When’s the last time you did a good wipe-down of the device that rarely leaves your hands? If you touch dirty gym equipment and then touch your phone and phone screen, you’ve transferred anything from that surface to your phone, says Dr. Ahrens. “Phones should be cleaned routinely,” he says. “They’re almost like your hands. So if you don’t clean your phone often enough, you can definitely get something on there that could make you sick.”
Your gym might smell like bleach and cleaner when you walk in, but when’s the last time you saw the gym staff wipe down every yoga mat? That’s why you should wipe it down yourself and let it dry before using it or use a clean towel to cover the mat. Better yet, bring your own mat from home and clean it after every use. You can get a fungal or yeast infection from mats at the gym, says Dr. Shainhouse. Fungus causes infections, including tinea pedis (athlete’s foot), onychomycosis (nail fungus), tinea corporis (ringworm) and tinea cruris (jock itch), she says. “These fungi can be found on the locker room floors, around the pool, and possibly on benches, seats and unwashed mats.” One of the reasons your gym requires you to wear a shirt is because you could pick up the yeast from lying down on shared equipment at the gym. Wearing a shirt and wiping down the equipment before using the weight bench or mat may help prevent picking up any infections, says Dr. Shainhouse.

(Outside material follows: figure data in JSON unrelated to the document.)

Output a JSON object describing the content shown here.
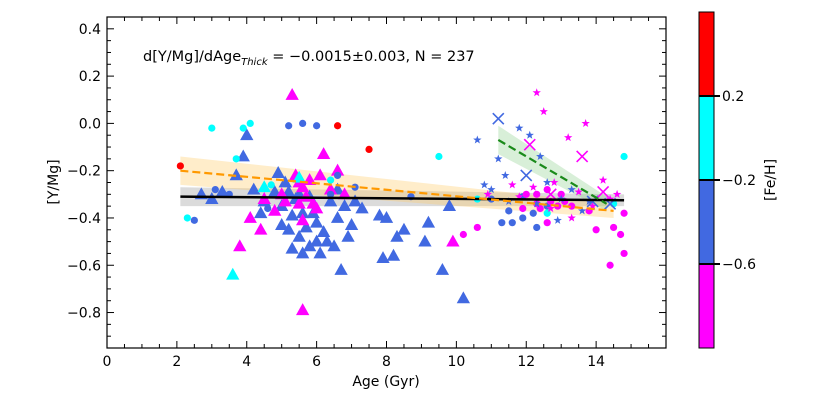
{
  "chart_data": {
    "type": "scatter",
    "annotation_main": "d[Y/Mg]/dAge",
    "annotation_sub": "Thick",
    "annotation_rest": " = −0.0015±0.003, N = 237",
    "xlabel": "Age (Gyr)",
    "ylabel": "[Y/Mg]",
    "xlim": [
      0,
      16
    ],
    "ylim": [
      -0.95,
      0.45
    ],
    "xticks": [
      0,
      2,
      4,
      6,
      8,
      10,
      12,
      14
    ],
    "xtick_labels": [
      "0",
      "2",
      "4",
      "6",
      "8",
      "10",
      "12",
      "14"
    ],
    "yticks": [
      0.4,
      0.2,
      0.0,
      -0.2,
      -0.4,
      -0.6,
      -0.8
    ],
    "ytick_labels": [
      "0.4",
      "0.2",
      "0.0",
      "−0.2",
      "−0.4",
      "−0.6",
      "−0.8"
    ],
    "colorbar": {
      "label": "[Fe/H]",
      "range": [
        -1.0,
        0.6
      ],
      "bands": [
        {
          "from": 0.2,
          "to": 0.6,
          "color": "#ff0000"
        },
        {
          "from": -0.2,
          "to": 0.2,
          "color": "#00ffff"
        },
        {
          "from": -0.6,
          "to": -0.2,
          "color": "#4169e1"
        },
        {
          "from": -1.0,
          "to": -0.6,
          "color": "#ff00ff"
        }
      ],
      "ticks": [
        0.2,
        -0.2,
        -0.6
      ],
      "tick_labels": [
        "0.2",
        "−0.2",
        "−0.6"
      ]
    },
    "fits": [
      {
        "name": "overall",
        "color": "#000000",
        "dash": "solid",
        "x": [
          2.1,
          14.8
        ],
        "y": [
          -0.31,
          -0.325
        ],
        "band_color": "#999999",
        "band_halfwidth": [
          0.04,
          0.025
        ]
      },
      {
        "name": "thick",
        "color": "#ff9900",
        "dash": "dashed",
        "x": [
          2.1,
          14.5
        ],
        "y": [
          -0.2,
          -0.37
        ],
        "band_color": "#ffcc66",
        "band_halfwidth": [
          0.06,
          0.03
        ]
      },
      {
        "name": "halo",
        "color": "#1a8a1a",
        "dash": "dashed",
        "x": [
          11.2,
          14.3
        ],
        "y": [
          -0.07,
          -0.34
        ],
        "band_color": "#90d090",
        "band_halfwidth": [
          0.06,
          0.03
        ]
      }
    ],
    "series": [
      {
        "name": "triangles-blue",
        "marker": "triangle",
        "color": "#4169e1",
        "points": [
          [
            3.9,
            -0.14
          ],
          [
            4.0,
            -0.05
          ],
          [
            3.7,
            -0.22
          ],
          [
            4.9,
            -0.21
          ],
          [
            5.1,
            -0.25
          ],
          [
            4.5,
            -0.33
          ],
          [
            4.4,
            -0.38
          ],
          [
            4.2,
            -0.28
          ],
          [
            5.0,
            -0.35
          ],
          [
            5.2,
            -0.29
          ],
          [
            5.4,
            -0.32
          ],
          [
            5.3,
            -0.39
          ],
          [
            5.5,
            -0.3
          ],
          [
            5.6,
            -0.38
          ],
          [
            5.2,
            -0.45
          ],
          [
            5.5,
            -0.48
          ],
          [
            5.8,
            -0.31
          ],
          [
            5.9,
            -0.38
          ],
          [
            6.0,
            -0.42
          ],
          [
            6.2,
            -0.46
          ],
          [
            6.4,
            -0.33
          ],
          [
            6.6,
            -0.4
          ],
          [
            6.8,
            -0.35
          ],
          [
            6.3,
            -0.5
          ],
          [
            5.8,
            -0.52
          ],
          [
            6.1,
            -0.55
          ],
          [
            5.6,
            -0.55
          ],
          [
            6.5,
            -0.52
          ],
          [
            6.9,
            -0.48
          ],
          [
            7.0,
            -0.43
          ],
          [
            7.3,
            -0.36
          ],
          [
            5.7,
            -0.44
          ],
          [
            6.7,
            -0.62
          ],
          [
            5.3,
            -0.53
          ],
          [
            7.8,
            -0.39
          ],
          [
            8.0,
            -0.4
          ],
          [
            8.3,
            -0.48
          ],
          [
            8.2,
            -0.56
          ],
          [
            7.9,
            -0.57
          ],
          [
            8.5,
            -0.45
          ],
          [
            9.1,
            -0.5
          ],
          [
            9.6,
            -0.62
          ],
          [
            10.2,
            -0.74
          ],
          [
            9.2,
            -0.42
          ],
          [
            9.8,
            -0.35
          ],
          [
            4.8,
            -0.29
          ],
          [
            2.7,
            -0.3
          ],
          [
            3.0,
            -0.32
          ],
          [
            3.3,
            -0.29
          ],
          [
            5.0,
            -0.43
          ],
          [
            6.0,
            -0.5
          ],
          [
            6.6,
            -0.28
          ],
          [
            7.1,
            -0.33
          ]
        ]
      },
      {
        "name": "triangles-magenta",
        "marker": "triangle",
        "color": "#ff00ff",
        "points": [
          [
            5.3,
            0.12
          ],
          [
            5.4,
            -0.22
          ],
          [
            5.5,
            -0.25
          ],
          [
            5.6,
            -0.27
          ],
          [
            5.7,
            -0.31
          ],
          [
            6.2,
            -0.13
          ],
          [
            6.6,
            -0.2
          ],
          [
            4.8,
            -0.37
          ],
          [
            5.0,
            -0.3
          ],
          [
            5.6,
            -0.41
          ],
          [
            4.4,
            -0.45
          ],
          [
            4.1,
            -0.4
          ],
          [
            3.8,
            -0.52
          ],
          [
            6.0,
            -0.36
          ],
          [
            5.6,
            -0.79
          ],
          [
            9.9,
            -0.5
          ],
          [
            6.4,
            -0.28
          ],
          [
            5.8,
            -0.24
          ],
          [
            6.8,
            -0.3
          ],
          [
            5.9,
            -0.34
          ],
          [
            5.1,
            -0.33
          ],
          [
            4.5,
            -0.32
          ],
          [
            6.1,
            -0.22
          ],
          [
            5.5,
            -0.34
          ]
        ]
      },
      {
        "name": "triangles-cyan",
        "marker": "triangle",
        "color": "#00ffff",
        "points": [
          [
            3.6,
            -0.64
          ],
          [
            5.5,
            -0.23
          ],
          [
            4.5,
            -0.27
          ]
        ]
      },
      {
        "name": "circles-blue",
        "marker": "circle",
        "color": "#4169e1",
        "points": [
          [
            2.5,
            -0.41
          ],
          [
            3.1,
            -0.28
          ],
          [
            3.5,
            -0.3
          ],
          [
            4.6,
            -0.36
          ],
          [
            5.6,
            0.0
          ],
          [
            6.6,
            -0.22
          ],
          [
            7.1,
            -0.27
          ],
          [
            6.0,
            -0.01
          ],
          [
            6.4,
            -0.3
          ],
          [
            5.2,
            -0.01
          ],
          [
            8.7,
            -0.31
          ],
          [
            11.6,
            -0.42
          ],
          [
            11.9,
            -0.4
          ],
          [
            12.2,
            -0.38
          ],
          [
            11.9,
            -0.31
          ],
          [
            12.3,
            -0.44
          ],
          [
            11.3,
            -0.42
          ],
          [
            11.5,
            -0.37
          ],
          [
            12.6,
            -0.35
          ],
          [
            11.0,
            -0.32
          ]
        ]
      },
      {
        "name": "circles-magenta",
        "marker": "circle",
        "color": "#ff00ff",
        "points": [
          [
            12.3,
            -0.3
          ],
          [
            12.4,
            -0.36
          ],
          [
            12.6,
            -0.42
          ],
          [
            13.0,
            -0.3
          ],
          [
            12.9,
            -0.35
          ],
          [
            12.6,
            -0.28
          ],
          [
            13.1,
            -0.33
          ],
          [
            13.3,
            -0.35
          ],
          [
            11.9,
            -0.36
          ],
          [
            12.0,
            -0.3
          ],
          [
            10.2,
            -0.47
          ],
          [
            10.6,
            -0.44
          ],
          [
            14.0,
            -0.45
          ],
          [
            14.5,
            -0.44
          ],
          [
            14.8,
            -0.38
          ],
          [
            14.4,
            -0.6
          ],
          [
            14.7,
            -0.47
          ],
          [
            12.7,
            -0.33
          ],
          [
            13.8,
            -0.37
          ],
          [
            12.3,
            -0.34
          ],
          [
            14.8,
            -0.55
          ]
        ]
      },
      {
        "name": "circles-cyan",
        "marker": "circle",
        "color": "#00ffff",
        "points": [
          [
            3.0,
            -0.02
          ],
          [
            3.9,
            -0.02
          ],
          [
            4.1,
            0.0
          ],
          [
            4.7,
            -0.26
          ],
          [
            6.4,
            -0.24
          ],
          [
            9.5,
            -0.14
          ],
          [
            10.6,
            -0.32
          ],
          [
            14.8,
            -0.14
          ],
          [
            14.5,
            -0.34
          ],
          [
            12.6,
            -0.38
          ],
          [
            3.7,
            -0.15
          ],
          [
            2.3,
            -0.4
          ]
        ]
      },
      {
        "name": "circles-red",
        "marker": "circle",
        "color": "#ff0000",
        "points": [
          [
            2.1,
            -0.18
          ],
          [
            6.6,
            -0.01
          ],
          [
            7.5,
            -0.11
          ]
        ]
      },
      {
        "name": "stars-blue",
        "marker": "star",
        "color": "#4169e1",
        "points": [
          [
            10.6,
            -0.07
          ],
          [
            11.2,
            -0.15
          ],
          [
            11.4,
            -0.22
          ],
          [
            10.8,
            -0.26
          ],
          [
            11.8,
            -0.02
          ],
          [
            12.1,
            -0.05
          ],
          [
            12.4,
            -0.14
          ],
          [
            12.6,
            -0.25
          ],
          [
            13.0,
            -0.32
          ],
          [
            13.3,
            -0.28
          ],
          [
            13.6,
            -0.37
          ],
          [
            12.3,
            -0.34
          ],
          [
            11.5,
            -0.33
          ],
          [
            11.0,
            -0.28
          ],
          [
            12.9,
            -0.41
          ],
          [
            13.8,
            -0.33
          ]
        ]
      },
      {
        "name": "stars-magenta",
        "marker": "star",
        "color": "#ff00ff",
        "points": [
          [
            12.3,
            0.13
          ],
          [
            12.5,
            0.05
          ],
          [
            13.2,
            -0.06
          ],
          [
            13.7,
            0.0
          ],
          [
            14.2,
            -0.24
          ],
          [
            14.6,
            -0.3
          ],
          [
            12.2,
            -0.27
          ],
          [
            11.8,
            -0.31
          ],
          [
            10.9,
            -0.3
          ],
          [
            11.6,
            -0.26
          ],
          [
            12.8,
            -0.25
          ],
          [
            13.5,
            -0.29
          ],
          [
            13.9,
            -0.35
          ],
          [
            14.4,
            -0.32
          ],
          [
            12.7,
            -0.36
          ],
          [
            13.3,
            -0.4
          ]
        ]
      },
      {
        "name": "crosses-blue",
        "marker": "x",
        "color": "#4169e1",
        "points": [
          [
            11.2,
            0.02
          ],
          [
            12.0,
            -0.22
          ],
          [
            13.9,
            -0.33
          ],
          [
            14.4,
            -0.34
          ]
        ]
      },
      {
        "name": "crosses-magenta",
        "marker": "x",
        "color": "#ff00ff",
        "points": [
          [
            12.1,
            -0.09
          ],
          [
            13.6,
            -0.14
          ],
          [
            14.2,
            -0.29
          ],
          [
            12.7,
            -0.3
          ]
        ]
      }
    ]
  }
}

If you think a nice, hot soak sounds relaxing after your workout (you’ve showered off before hopping in, right?), you might be wary after reading this. Pseudomonas is a bacteria that actually thrives in warm water and might be in your gym’s hot tub, says Dr. Shainhouse. “Pseudomona is a major, rash-causing bug in hot tubs. It can also cause greenish infections in nails,” she says. “While chlorine does help kill it, if the chlorine levels aren’t checked frequently and the water isn’t changed regularly, this bacteria can grow. It could lead to hot-tub folliculitis, a pink, itchy, bumpy rash on the body that can take days—or weeks—to resolve.” Sounds like it would be more relaxing to have a hot soak in your tub at home.
If you’re walking in a shower area, you should absolutely be wearing some type of foot protector, suggests Ahrens. The shower area is where you’re going to see potential growth of bacteria. “Make sure that you protect your feet–don’t walk around barefoot, don’t share towels, don’t sit on surfaces unless you have clothes on,” Ahrens advises. If you’re only changing from work clothes to gym clothes and need to swap socks, stand on a towel to protect your bare feet from exposure to a dirty floor.